Presentation Title: Pharmacologic Therapy Among Opioid Exposed Infants: Disparities by Race
Author Name(s): Angela G. Campbell, PhD, MPH; Emily Scott, MD, FAAP; Sami Gharbi, MS ECE and Sarah Wiehe, MD, MPH
Background: This study examines potential disparities in the receipt of pharmacologic therapy among Black and White infants exposed to opioids in-utero.
Data & Methods: A sample of infants was obtained from a large metropolitan hospital system between 2008-2018 (N=1,760). Exposure was defined as a post-natal NAS/opioid exposure diagnosis or having a mother with an opioid use diagnosis during pregnancy. Logistic regression models were adjusted for insurance status, gender, year of treatment and facility.

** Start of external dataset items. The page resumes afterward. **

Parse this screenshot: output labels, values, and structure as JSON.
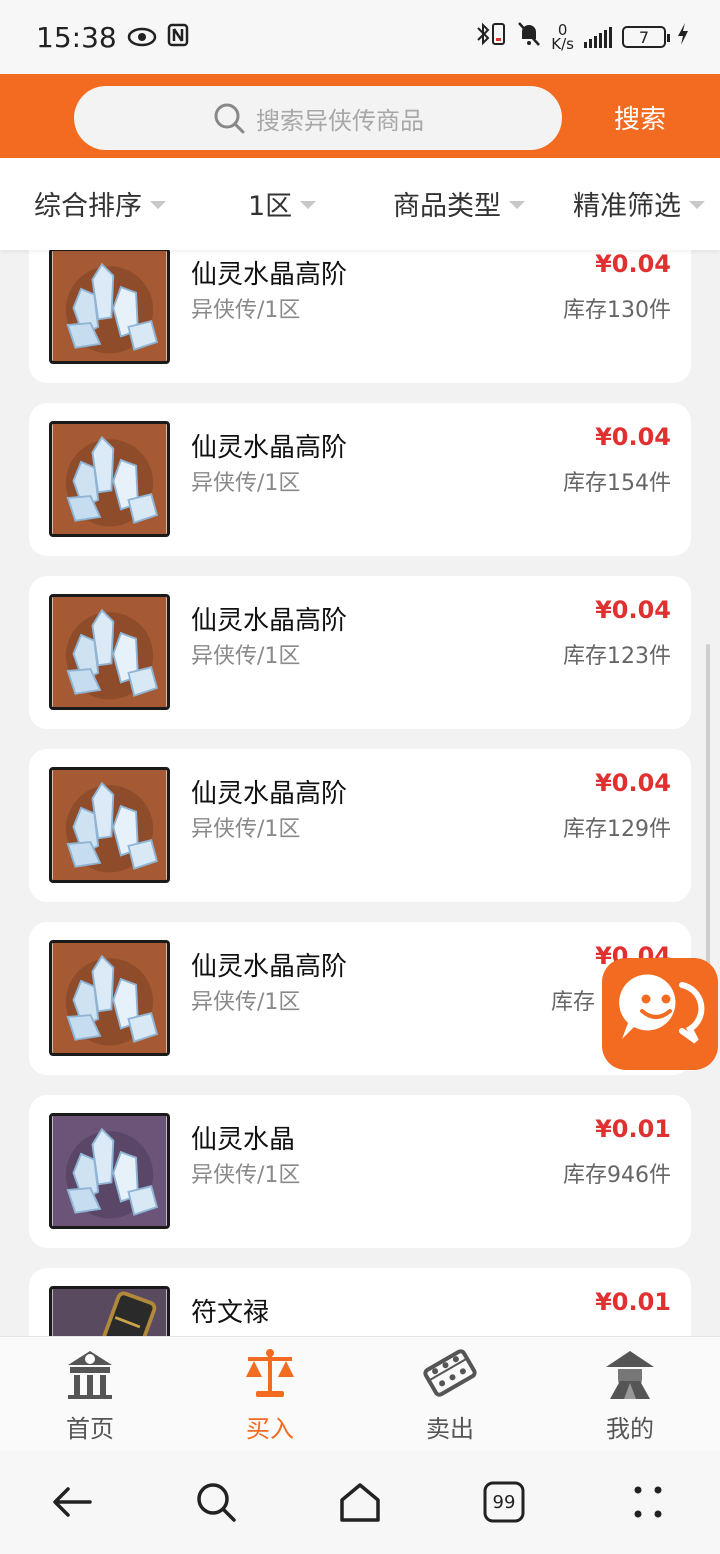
{
  "status_bar": {
    "time": "15:38",
    "net_speed_value": "0",
    "net_speed_unit": "K/s",
    "battery": "7"
  },
  "search": {
    "placeholder": "搜索异侠传商品",
    "button_label": "搜索"
  },
  "filters": [
    {
      "label": "综合排序"
    },
    {
      "label": "1区"
    },
    {
      "label": "商品类型"
    },
    {
      "label": "精准筛选"
    }
  ],
  "items": [
    {
      "title": "仙灵水晶高阶",
      "subtitle": "异侠传/1区",
      "price": "¥0.04",
      "stock": "库存130件",
      "thumb_color": "#a55a34"
    },
    {
      "title": "仙灵水晶高阶",
      "subtitle": "异侠传/1区",
      "price": "¥0.04",
      "stock": "库存154件",
      "thumb_color": "#a55a34"
    },
    {
      "title": "仙灵水晶高阶",
      "subtitle": "异侠传/1区",
      "price": "¥0.04",
      "stock": "库存123件",
      "thumb_color": "#a55a34"
    },
    {
      "title": "仙灵水晶高阶",
      "subtitle": "异侠传/1区",
      "price": "¥0.04",
      "stock": "库存129件",
      "thumb_color": "#a55a34"
    },
    {
      "title": "仙灵水晶高阶",
      "subtitle": "异侠传/1区",
      "price": "¥0.04",
      "stock": "库存",
      "thumb_color": "#a55a34"
    },
    {
      "title": "仙灵水晶",
      "subtitle": "异侠传/1区",
      "price": "¥0.01",
      "stock": "库存946件",
      "thumb_color": "#6b5478"
    },
    {
      "title": "符文禄",
      "subtitle": "",
      "price": "¥0.01",
      "stock": "",
      "thumb_color": "#5a4a60"
    }
  ],
  "tabs": [
    {
      "label": "首页",
      "icon": "home-pavilion-icon"
    },
    {
      "label": "买入",
      "icon": "scale-icon"
    },
    {
      "label": "卖出",
      "icon": "abacus-icon"
    },
    {
      "label": "我的",
      "icon": "profile-hat-icon"
    }
  ],
  "system_nav": {
    "tabs_count": "99"
  },
  "colors": {
    "brand": "#f26b21",
    "price": "#e03030"
  }
}
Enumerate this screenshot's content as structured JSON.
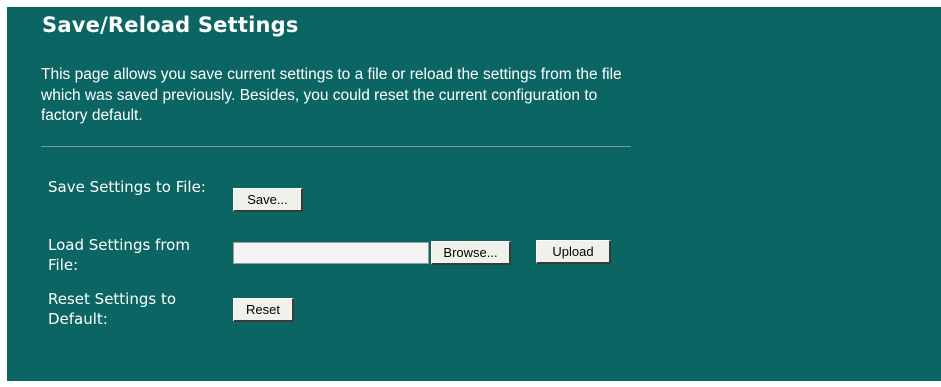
{
  "page": {
    "title": "Save/Reload Settings",
    "description": "This page allows you save current settings to a file or reload the settings from the file which was saved previously. Besides, you could reset the current configuration to factory default."
  },
  "rows": {
    "save": {
      "label": "Save Settings to File:",
      "button": "Save..."
    },
    "load": {
      "label": "Load Settings from File:",
      "file_value": "",
      "browse_button": "Browse...",
      "upload_button": "Upload"
    },
    "reset": {
      "label": "Reset Settings to Default:",
      "button": "Reset"
    }
  },
  "colors": {
    "panel_background": "#0b6562",
    "text": "#ffffff",
    "button_face": "#f1f1ec"
  }
}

Results: Chi-square tests indicate that a smaller proportion of Black infants received opiate weaning relative to white infants and a smaller proportion of Black female opioid users were identified during pregnancy relative White female opioid users. Bivariate and adjusted logistic regressions indicate that Black infants have significantly decreased odds of receiving pharmacologic therapy relative to White infants. This relationship was slightly mediated by the inclusion of a variable indicating whether or not the mother was diagnosed with opiate use during pregnancy.
Conclusion: These results suggest that Black infants have reduced odds of receiving opiate weaning therapy and that this disparity may partly be due to fewer Black female opiate users being identified during pregnancy.